The U.S. Department of Homeland Security’s Computer Emergency Readiness Team (CERT) notified Equifax about a vulnerability affecting certain versions of Apache Struts. They sent them an email notification regarding the same. The organization’s IT team, however, failed to identify and fix the vulnerability. This vulnerability was exploited by a hacker who gained access to Equifax’s system for more than a month. If the organization had a skilled cybersecurity team, the vulnerability could have been fixed at the earliest, saving them from the incurred damages. Now the question is how do you identify and close the cybersecurity skills gap currently present in your organization? The answer is not only have a state of the art cybersecurity solution but also to have a human firewall in place.
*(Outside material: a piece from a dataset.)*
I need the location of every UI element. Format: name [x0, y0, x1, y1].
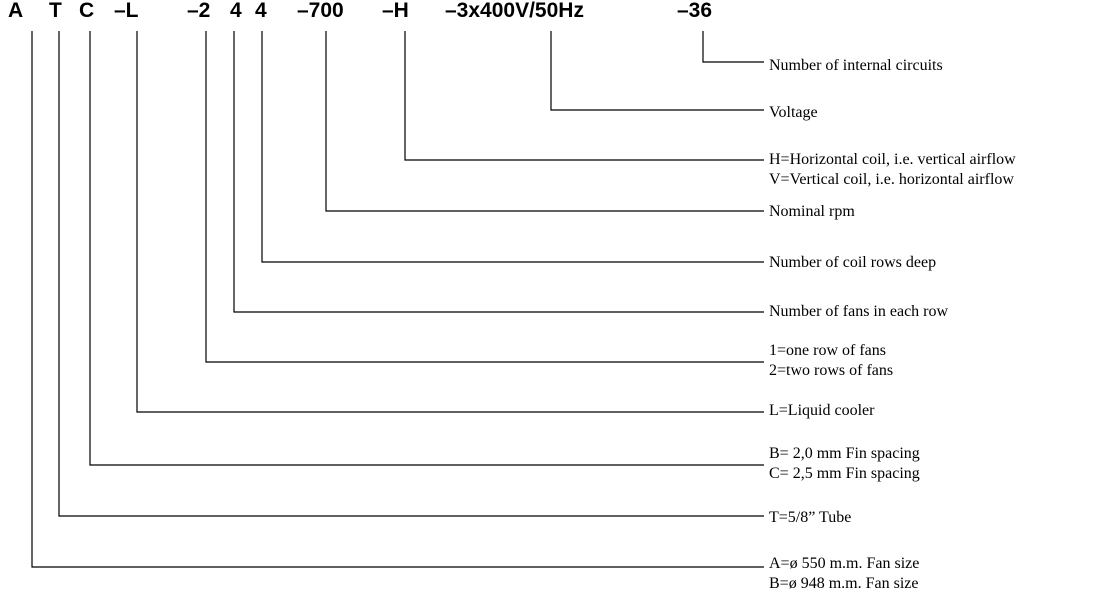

The first component for bridging the cybersecurity skills gap and building a strong foundation for a human firewall is assessing the employees’ current cybersecurity awareness. You can carry out this process by conducting baseline testing. Baseline testing involves simulating phishing and other types of cyberattacks to see how employees respond to them. This will help you discover the employees’ strengths and weaknesses and give you a clear idea of what areas need improvement. Until you have a clear understanding of the gaps in your current cybersecurity protection, you won’t be able to take the correct future steps. Building a strong human firewall to bridge the cybersecurity skills gap requires a lot of training and practice, which can cause organizations to abandon the process midway.